On commence avec deux pièces dont les enjeux, les parti-pris esthétiques et dramaturgiques se font véritablement écho. En faisant de la scène un espace ouvert pour la réflexion, chacune met en doute les représentations patriarcales pour ébranler leur fixité et déconstruire leurs fondements.

La Tendresse – Mise en scène Julie Berès

Deuxième volet d’un diptyque initié avec Désobéir, qui mettait en avant la parole des femmes, La Tendresse fait entendre cette fois-ci la voix des hommes pour interroger les concepts de masculinité et de virilité. La Tendresse, c’est un objet théâtral qui serait comme une matière mouvante. D’abord par son texte, polyphonique. Ce dernier a été écrit à quatre mains – dont celles d’Alice Zeniter, autrice du roman L’Art de perdre –, à partir des témoignages des hommes acteurs-danseurs présents sur scène, issus de trajectoires et nationalités différentes. Paroles retravaillées par le prisme de l’écriture et récits vrais quelque peu fictionnalisés font donc d’emblée de ce texte un support hybride.

Aussi, la pièce mêle la voix au corps, les mots à la danse hip-hop et krump. Cette double entrée dramaturgique, triple même, avec l’usage de la vidéo, permet de déployer le propos – de la paternité au couple en passant par la sexualité –  et d’explorer ses possibles traductions plastiques. 
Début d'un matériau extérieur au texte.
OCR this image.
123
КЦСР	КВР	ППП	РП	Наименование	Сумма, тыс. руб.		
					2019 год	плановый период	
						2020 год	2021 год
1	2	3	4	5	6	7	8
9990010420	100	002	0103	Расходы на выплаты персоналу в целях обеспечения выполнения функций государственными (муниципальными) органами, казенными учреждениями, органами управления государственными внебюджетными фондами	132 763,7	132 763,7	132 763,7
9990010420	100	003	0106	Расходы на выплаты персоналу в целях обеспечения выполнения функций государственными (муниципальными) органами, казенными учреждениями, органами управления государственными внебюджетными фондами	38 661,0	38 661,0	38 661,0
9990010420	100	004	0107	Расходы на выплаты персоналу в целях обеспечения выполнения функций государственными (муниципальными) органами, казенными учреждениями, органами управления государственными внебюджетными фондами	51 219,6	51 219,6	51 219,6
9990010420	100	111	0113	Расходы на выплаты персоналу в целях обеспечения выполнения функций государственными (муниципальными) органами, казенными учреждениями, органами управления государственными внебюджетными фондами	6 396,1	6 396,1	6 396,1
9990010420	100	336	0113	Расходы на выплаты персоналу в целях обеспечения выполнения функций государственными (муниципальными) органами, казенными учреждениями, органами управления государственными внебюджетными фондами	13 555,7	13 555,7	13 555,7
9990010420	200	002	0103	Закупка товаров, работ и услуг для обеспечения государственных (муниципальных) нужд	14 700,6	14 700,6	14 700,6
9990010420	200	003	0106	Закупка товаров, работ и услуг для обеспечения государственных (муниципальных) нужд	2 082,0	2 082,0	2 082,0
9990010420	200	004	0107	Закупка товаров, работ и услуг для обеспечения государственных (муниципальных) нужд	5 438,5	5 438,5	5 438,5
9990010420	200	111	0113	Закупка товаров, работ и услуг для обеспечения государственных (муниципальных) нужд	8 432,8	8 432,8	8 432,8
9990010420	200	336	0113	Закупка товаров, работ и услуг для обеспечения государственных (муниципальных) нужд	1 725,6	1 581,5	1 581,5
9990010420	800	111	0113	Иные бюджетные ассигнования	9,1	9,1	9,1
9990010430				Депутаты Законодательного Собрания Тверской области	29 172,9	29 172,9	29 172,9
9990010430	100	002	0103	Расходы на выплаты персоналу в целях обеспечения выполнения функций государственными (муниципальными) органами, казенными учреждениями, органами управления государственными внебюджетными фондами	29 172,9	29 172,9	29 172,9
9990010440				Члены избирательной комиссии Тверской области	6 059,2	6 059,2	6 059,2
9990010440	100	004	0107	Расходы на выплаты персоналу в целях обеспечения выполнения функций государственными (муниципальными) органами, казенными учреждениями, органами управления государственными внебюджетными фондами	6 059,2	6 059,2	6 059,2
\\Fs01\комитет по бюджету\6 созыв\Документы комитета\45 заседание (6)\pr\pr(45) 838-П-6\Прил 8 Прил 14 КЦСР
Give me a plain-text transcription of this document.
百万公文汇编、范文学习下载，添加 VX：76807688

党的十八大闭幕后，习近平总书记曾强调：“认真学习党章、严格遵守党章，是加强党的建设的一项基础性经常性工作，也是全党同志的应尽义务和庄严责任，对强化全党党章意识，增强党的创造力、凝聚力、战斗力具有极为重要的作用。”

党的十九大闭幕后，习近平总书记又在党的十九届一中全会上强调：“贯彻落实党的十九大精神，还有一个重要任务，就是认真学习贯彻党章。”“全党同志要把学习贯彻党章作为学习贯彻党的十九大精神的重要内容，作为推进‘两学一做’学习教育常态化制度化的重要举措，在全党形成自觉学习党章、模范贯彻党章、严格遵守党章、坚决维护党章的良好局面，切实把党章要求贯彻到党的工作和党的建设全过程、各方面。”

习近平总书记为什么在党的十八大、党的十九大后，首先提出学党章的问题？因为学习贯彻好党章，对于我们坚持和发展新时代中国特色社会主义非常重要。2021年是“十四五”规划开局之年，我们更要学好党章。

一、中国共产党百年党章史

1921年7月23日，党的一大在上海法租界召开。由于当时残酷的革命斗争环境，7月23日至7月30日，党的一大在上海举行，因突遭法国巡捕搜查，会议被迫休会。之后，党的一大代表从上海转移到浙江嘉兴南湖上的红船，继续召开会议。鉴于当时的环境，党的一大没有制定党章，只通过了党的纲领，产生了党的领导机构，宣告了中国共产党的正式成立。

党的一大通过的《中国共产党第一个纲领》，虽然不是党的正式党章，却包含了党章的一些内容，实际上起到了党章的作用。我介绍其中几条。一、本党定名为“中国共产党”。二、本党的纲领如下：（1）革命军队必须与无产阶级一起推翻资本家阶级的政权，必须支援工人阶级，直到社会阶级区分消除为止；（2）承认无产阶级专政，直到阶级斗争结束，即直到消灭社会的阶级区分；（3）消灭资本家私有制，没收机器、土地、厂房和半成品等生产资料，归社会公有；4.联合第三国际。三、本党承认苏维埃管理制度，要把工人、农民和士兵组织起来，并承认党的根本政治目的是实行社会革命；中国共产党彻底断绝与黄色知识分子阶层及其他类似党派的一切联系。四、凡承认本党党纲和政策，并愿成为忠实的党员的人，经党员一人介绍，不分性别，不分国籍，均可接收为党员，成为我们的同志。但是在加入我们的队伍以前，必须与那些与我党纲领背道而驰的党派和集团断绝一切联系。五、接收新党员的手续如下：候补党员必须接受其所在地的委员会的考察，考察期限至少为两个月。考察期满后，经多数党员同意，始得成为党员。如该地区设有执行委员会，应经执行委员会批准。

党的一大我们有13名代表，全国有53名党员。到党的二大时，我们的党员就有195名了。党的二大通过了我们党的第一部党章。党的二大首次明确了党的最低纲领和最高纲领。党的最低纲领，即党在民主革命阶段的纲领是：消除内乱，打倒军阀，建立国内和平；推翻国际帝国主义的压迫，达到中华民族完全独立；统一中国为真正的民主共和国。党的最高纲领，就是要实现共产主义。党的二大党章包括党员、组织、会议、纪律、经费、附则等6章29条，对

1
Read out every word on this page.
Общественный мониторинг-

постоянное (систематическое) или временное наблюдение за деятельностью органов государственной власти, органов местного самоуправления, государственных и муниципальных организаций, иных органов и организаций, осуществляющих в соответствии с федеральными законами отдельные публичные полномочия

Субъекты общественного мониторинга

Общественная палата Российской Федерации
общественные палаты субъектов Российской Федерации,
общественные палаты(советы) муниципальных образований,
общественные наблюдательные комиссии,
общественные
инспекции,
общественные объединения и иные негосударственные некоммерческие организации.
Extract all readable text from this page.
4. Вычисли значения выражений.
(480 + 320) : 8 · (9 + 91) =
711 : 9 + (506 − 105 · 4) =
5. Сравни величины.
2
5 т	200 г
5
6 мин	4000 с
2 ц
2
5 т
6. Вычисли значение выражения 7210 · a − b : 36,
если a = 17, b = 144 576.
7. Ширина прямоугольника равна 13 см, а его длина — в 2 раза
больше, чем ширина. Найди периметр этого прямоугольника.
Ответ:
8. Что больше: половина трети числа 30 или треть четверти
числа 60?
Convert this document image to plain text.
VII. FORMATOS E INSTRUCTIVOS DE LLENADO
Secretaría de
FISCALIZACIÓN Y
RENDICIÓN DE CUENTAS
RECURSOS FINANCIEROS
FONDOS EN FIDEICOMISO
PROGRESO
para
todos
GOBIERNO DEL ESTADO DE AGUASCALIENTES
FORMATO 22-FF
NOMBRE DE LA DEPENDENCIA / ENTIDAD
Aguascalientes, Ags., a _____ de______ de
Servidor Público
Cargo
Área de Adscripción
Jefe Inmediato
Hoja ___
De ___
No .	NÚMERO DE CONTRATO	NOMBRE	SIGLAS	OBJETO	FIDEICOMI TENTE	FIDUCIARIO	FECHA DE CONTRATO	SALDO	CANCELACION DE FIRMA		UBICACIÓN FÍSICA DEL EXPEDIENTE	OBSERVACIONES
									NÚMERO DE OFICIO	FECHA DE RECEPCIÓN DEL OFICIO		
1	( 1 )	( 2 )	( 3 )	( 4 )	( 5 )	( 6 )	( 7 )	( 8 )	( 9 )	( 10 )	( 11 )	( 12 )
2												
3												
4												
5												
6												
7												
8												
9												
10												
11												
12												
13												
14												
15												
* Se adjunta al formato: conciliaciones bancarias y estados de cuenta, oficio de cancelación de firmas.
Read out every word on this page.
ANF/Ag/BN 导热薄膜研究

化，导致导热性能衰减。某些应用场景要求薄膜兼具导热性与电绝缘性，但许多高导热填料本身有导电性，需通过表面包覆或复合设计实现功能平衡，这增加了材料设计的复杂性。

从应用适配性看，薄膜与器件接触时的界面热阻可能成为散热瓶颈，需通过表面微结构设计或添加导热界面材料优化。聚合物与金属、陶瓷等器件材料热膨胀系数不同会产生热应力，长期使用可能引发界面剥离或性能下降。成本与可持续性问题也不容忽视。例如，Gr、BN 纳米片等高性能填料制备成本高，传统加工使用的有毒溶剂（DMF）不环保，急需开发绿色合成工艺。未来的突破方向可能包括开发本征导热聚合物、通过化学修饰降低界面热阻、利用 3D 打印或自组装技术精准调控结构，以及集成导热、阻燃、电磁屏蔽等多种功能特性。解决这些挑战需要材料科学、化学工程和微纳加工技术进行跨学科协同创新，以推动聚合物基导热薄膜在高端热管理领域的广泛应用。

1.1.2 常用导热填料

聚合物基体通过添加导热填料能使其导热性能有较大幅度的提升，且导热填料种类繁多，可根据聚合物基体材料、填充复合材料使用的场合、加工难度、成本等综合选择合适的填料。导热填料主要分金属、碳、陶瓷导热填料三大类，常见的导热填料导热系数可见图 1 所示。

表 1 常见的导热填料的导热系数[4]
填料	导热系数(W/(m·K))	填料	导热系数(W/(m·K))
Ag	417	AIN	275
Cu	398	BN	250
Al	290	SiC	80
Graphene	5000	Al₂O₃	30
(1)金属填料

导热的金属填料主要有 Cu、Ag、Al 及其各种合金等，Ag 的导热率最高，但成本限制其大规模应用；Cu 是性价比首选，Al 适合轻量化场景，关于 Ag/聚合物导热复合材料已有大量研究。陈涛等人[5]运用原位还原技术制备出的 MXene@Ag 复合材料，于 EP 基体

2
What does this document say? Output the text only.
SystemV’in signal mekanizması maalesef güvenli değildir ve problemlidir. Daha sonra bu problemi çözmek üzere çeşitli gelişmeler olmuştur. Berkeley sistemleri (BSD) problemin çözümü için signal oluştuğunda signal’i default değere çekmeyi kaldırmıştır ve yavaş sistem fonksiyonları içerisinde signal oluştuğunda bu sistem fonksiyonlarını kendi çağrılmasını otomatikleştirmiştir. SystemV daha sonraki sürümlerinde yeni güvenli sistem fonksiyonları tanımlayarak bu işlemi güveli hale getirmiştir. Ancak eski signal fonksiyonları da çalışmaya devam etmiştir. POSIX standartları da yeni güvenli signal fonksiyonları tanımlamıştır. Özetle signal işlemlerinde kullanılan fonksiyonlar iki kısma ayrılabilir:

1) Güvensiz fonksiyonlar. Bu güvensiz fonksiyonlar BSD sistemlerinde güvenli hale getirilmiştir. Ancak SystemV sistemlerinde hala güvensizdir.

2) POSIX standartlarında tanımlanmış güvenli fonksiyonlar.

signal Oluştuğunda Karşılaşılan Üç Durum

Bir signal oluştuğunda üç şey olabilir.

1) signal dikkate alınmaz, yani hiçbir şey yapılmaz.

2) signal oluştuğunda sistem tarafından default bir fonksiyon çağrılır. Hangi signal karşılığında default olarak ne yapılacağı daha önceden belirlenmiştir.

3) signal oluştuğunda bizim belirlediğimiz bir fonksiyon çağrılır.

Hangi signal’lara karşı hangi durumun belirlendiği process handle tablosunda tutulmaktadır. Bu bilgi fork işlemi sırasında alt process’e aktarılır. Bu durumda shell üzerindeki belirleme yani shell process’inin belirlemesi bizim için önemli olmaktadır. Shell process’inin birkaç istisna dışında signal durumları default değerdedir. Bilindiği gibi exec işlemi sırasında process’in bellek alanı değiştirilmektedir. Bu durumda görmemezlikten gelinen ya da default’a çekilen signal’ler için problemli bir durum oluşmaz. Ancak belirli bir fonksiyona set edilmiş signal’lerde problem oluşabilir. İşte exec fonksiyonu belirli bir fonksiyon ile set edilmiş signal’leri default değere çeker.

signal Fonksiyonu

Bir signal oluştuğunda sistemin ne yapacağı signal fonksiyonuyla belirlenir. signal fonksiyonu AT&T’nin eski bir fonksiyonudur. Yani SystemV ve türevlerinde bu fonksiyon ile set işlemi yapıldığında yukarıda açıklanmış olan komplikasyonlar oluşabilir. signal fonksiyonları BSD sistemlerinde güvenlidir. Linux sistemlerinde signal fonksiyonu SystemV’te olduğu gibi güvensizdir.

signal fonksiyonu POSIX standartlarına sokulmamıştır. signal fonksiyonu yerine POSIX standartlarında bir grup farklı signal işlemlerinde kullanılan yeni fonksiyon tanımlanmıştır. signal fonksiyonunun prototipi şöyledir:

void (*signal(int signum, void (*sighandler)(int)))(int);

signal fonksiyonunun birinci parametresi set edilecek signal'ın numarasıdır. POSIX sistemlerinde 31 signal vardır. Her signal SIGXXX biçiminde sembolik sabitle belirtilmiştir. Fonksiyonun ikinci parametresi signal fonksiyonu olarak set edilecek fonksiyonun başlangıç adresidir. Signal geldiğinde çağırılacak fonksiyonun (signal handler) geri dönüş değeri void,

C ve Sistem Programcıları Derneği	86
La Tendresse – ©Axelle de Russé

Du côté de la scénographie, Julie Berès a fait le choix d’un plateau plutôt dépouillé, pensé, selon ses termes, comme « un écrin de masculinité », qui va cerner cette dernière pour mieux la retourner et interroger ses fondements. La scène, véritable boîte noire, accueille ainsi des battles, où se jaugent habituellement les performances physiques et viriles, pour ausculter de plus près les rapports de domination implicites. Quant à l’immense podium au centre, il semble se faire véritable terrain de jeu pour les corps, qui viennent s’y exercer, s’y dépenser, s’y épuiser.

  • On y va pour : L’énergie brute et la puissance débordante du krump, qui oblige les corps à se déformer. Et déformer, c’est déjà déconstruire.
  • Le truc en + : Il n’y a déjà plus de places disponibles sur le site, mais vous pouvez vous présenter à l’accueil du théâtre 30 minutes avant la représentation pour espérer obtenir une place en liste d’attente…
  • La Tendresse, mise en scène Julie Berès, du 17 au 21 janvier au TnBA

Libre arbitre – Mise en scène Julie Bertin

Cette pièce est librement inspirée de la vie de Caster Semenya, une athlète sud-africaine, victorieuse du 800 mètres féminin lors des Championnats du monde d’athlétisme de Berlin en 2009. Mais les instances sportives lui font réaliser un test de féminité qui révèle son taux de testostérone jugé trop haut. On lui retire alors son titre. En creux, se lit bien la méfiance du patriarcat envers les femmes qui outrepassent ses normes et qui brillent par leurs performances.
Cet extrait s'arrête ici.